Ad oggi sono cinque le candidature presentate dall’opposizione e dalle forze indipendenti per le elezioni presidenziali che avverranno il 28 febbraio prossimo. Il partito al potere non ha ufficializzato il nome del proprio candidato, che probabilmente sarà quello del presidente uscente Faure Gnassingbé, figlio di Eyadéma alla guida del Paese dal 1967 fino alla morte avvenuta nel 2005.

È ormai una realtà che tra i candidati alle elezioni presidenziali ci sarà una donna, il suo nome è Kafui Brigitte Adjamagbo ha 58 anni, ed è stata designata dal suo partito CDPA (Convenzione Democratica dei Popoli Africani), di cui è già vicesegretario generale. Adjamagbo è tra l’altro uno dei membri fondatori del Gruppo “Donne, Democrazia e Sviluppo”, ed è coordinatrice per l'Africa occidentale dell'ONG africana Wildaf (Women in Law and Development in AFrica).

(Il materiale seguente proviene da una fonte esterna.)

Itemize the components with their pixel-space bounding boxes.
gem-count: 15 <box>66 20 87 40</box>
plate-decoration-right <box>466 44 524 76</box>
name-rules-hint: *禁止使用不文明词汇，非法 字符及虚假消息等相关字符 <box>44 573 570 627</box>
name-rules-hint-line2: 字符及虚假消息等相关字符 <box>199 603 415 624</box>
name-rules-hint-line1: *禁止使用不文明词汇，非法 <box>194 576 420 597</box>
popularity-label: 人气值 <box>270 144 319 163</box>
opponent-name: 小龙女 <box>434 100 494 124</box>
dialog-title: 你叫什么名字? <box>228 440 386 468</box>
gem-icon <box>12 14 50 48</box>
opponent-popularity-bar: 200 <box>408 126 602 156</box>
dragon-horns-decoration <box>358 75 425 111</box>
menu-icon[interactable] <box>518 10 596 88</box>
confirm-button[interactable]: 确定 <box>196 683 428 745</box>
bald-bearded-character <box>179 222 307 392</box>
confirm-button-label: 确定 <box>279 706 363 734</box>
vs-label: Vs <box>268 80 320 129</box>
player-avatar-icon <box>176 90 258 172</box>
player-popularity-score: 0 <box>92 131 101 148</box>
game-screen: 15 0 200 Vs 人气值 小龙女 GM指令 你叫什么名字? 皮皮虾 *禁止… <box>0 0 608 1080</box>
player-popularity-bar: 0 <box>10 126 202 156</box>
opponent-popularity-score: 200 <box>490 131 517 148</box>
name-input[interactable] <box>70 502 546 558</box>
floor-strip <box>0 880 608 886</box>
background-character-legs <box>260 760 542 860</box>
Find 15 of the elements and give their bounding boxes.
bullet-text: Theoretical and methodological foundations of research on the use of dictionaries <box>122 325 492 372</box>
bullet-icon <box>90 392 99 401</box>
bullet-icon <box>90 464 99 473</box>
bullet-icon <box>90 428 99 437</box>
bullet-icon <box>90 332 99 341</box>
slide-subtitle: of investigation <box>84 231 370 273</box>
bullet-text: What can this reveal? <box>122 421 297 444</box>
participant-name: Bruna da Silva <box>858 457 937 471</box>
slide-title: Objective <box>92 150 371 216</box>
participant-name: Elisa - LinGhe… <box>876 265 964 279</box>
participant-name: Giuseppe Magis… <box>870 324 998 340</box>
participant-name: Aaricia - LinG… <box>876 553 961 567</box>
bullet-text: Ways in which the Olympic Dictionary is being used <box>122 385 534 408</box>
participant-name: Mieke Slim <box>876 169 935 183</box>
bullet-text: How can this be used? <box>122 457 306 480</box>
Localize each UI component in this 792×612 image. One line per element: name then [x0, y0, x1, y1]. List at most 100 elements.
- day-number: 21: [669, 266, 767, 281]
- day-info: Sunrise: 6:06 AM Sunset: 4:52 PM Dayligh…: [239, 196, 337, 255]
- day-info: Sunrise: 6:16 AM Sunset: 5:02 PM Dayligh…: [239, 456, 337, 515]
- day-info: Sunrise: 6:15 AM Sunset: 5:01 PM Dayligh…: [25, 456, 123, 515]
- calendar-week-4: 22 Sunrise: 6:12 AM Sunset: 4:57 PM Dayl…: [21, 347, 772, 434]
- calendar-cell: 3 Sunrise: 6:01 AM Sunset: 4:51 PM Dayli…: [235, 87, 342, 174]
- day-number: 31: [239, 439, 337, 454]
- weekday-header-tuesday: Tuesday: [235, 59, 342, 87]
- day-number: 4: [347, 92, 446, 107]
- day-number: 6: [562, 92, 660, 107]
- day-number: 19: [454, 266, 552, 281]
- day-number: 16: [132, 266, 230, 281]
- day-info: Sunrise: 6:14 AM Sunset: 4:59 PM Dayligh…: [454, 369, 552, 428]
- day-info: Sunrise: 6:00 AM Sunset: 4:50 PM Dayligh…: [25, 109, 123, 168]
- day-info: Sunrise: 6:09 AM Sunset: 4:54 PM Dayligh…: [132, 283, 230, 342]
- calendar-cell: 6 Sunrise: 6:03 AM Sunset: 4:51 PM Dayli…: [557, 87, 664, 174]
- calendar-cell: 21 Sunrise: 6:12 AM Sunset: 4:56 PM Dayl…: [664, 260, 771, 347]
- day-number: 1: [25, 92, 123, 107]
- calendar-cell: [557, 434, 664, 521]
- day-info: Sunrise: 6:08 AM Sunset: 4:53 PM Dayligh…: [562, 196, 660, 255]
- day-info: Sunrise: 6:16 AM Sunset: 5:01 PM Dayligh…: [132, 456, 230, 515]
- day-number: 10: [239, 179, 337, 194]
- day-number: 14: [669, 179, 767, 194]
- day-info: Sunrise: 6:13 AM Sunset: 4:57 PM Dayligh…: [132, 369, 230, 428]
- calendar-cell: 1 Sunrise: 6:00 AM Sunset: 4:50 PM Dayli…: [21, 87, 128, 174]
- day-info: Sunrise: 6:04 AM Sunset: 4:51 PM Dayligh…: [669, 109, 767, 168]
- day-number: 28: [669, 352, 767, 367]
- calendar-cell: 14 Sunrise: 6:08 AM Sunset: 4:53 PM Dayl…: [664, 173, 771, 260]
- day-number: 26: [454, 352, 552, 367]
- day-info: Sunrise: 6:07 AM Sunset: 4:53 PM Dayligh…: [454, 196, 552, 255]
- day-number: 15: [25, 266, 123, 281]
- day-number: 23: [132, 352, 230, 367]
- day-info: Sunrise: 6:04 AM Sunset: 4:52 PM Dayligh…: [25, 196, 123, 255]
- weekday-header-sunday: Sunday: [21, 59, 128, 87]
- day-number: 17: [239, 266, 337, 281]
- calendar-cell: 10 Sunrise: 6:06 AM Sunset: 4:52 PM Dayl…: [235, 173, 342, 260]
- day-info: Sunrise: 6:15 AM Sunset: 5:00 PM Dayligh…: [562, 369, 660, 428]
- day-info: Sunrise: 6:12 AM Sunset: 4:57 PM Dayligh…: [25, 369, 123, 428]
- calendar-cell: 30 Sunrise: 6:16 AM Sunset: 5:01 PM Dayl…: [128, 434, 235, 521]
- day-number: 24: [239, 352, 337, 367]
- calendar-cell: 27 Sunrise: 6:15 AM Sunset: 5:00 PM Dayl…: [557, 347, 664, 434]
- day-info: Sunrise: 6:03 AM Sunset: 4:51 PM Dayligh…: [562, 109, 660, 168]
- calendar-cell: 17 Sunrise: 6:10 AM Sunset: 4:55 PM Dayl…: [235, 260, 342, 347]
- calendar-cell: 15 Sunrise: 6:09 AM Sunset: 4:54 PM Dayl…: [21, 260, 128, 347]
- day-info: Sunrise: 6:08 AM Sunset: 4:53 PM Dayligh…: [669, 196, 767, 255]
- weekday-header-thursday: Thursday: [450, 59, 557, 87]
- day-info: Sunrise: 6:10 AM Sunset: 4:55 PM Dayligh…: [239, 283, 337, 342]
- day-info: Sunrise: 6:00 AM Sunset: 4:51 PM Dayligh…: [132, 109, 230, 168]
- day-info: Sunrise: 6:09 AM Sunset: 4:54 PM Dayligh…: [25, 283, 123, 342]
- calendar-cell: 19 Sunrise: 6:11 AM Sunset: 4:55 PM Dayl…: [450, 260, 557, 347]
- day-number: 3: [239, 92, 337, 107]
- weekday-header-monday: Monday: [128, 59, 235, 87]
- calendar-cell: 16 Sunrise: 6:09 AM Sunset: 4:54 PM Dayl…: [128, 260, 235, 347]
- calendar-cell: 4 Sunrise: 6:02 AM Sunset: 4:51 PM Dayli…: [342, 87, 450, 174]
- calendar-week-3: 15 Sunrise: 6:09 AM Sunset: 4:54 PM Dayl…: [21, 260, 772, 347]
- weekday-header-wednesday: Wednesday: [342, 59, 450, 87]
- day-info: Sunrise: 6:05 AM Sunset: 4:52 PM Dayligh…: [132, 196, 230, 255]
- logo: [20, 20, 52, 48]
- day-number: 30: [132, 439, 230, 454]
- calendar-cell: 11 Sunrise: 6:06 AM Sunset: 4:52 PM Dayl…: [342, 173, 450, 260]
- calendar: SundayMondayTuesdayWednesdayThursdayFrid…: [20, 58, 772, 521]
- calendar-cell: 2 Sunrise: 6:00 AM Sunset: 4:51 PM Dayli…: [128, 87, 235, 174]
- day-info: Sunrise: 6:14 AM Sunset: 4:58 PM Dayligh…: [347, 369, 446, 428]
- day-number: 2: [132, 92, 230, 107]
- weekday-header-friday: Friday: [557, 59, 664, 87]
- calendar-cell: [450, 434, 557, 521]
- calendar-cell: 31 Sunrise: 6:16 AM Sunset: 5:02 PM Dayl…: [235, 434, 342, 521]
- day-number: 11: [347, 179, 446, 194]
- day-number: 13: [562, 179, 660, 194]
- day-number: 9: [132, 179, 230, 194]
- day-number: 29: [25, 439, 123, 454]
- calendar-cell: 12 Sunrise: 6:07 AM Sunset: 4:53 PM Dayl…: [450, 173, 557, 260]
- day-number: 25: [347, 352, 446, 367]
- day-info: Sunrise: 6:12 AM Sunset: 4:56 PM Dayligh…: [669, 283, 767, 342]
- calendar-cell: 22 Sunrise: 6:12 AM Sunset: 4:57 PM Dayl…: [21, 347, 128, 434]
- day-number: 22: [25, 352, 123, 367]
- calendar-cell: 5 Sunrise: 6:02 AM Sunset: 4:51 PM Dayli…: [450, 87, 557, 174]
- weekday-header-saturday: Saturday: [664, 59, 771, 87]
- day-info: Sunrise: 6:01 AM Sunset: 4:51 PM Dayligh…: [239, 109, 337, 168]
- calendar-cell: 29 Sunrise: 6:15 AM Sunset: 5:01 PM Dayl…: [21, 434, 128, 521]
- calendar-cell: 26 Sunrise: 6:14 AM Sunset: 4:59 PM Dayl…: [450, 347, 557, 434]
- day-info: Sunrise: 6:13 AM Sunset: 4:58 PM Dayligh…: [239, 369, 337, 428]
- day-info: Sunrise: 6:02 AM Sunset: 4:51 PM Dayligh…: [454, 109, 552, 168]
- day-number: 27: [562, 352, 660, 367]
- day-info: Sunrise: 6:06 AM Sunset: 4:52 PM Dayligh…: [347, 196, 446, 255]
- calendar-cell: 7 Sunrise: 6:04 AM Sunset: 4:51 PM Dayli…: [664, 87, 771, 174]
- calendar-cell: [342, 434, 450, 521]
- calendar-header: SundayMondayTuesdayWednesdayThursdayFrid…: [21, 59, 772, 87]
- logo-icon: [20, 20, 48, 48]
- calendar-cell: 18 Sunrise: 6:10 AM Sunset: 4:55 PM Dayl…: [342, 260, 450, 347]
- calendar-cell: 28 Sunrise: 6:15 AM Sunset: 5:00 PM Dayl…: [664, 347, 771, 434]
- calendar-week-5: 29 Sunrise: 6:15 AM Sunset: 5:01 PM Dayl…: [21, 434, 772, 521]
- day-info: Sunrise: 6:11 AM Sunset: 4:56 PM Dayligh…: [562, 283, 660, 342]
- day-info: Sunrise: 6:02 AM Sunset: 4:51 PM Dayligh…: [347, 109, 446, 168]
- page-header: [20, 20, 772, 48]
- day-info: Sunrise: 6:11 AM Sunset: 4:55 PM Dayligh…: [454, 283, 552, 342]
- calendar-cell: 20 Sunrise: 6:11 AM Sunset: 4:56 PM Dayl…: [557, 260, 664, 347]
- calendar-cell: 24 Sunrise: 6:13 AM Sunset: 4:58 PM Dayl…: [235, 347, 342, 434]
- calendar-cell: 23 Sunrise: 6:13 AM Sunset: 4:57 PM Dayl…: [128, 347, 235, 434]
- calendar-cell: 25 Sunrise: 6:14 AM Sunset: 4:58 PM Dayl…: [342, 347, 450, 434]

Da tempo le donne togolesi sono attive a livello politico rendendosi già partecipi nella lotta per l’indipendenza e in alcuni momenti chiave della storia del Togo. Con l’inizio del processo di democratizzazione, le donne si sono schierate in prima linea con il Collettivo delle associazioni femminili (Fca), in particolare con la mobilitazione “in rosa” nel momento di crisi quando nel 2005 in seguito alla morte del generale Gnassingbé Eyadéma, l’esercito, ignorando la Costituzione ha impedito al presidente del Parlamento in visita a Parigi di rientrare nel Paese e ha conferito la presidenza al figlio di Eyadema, Faure Gnassingbé.

La candidatura di Kafui Brigitte Adjamagbo è da leggersi come una nuova opportunità di riscatto delle donne e un riconoscimento del fatto che queste, che rappresentano circa la metà della popolazione del Paese, possano nel momento in cui siano adeguatamente presenti nella vita politica, contribuire a porre fine alla crisi in cui versa il Togo.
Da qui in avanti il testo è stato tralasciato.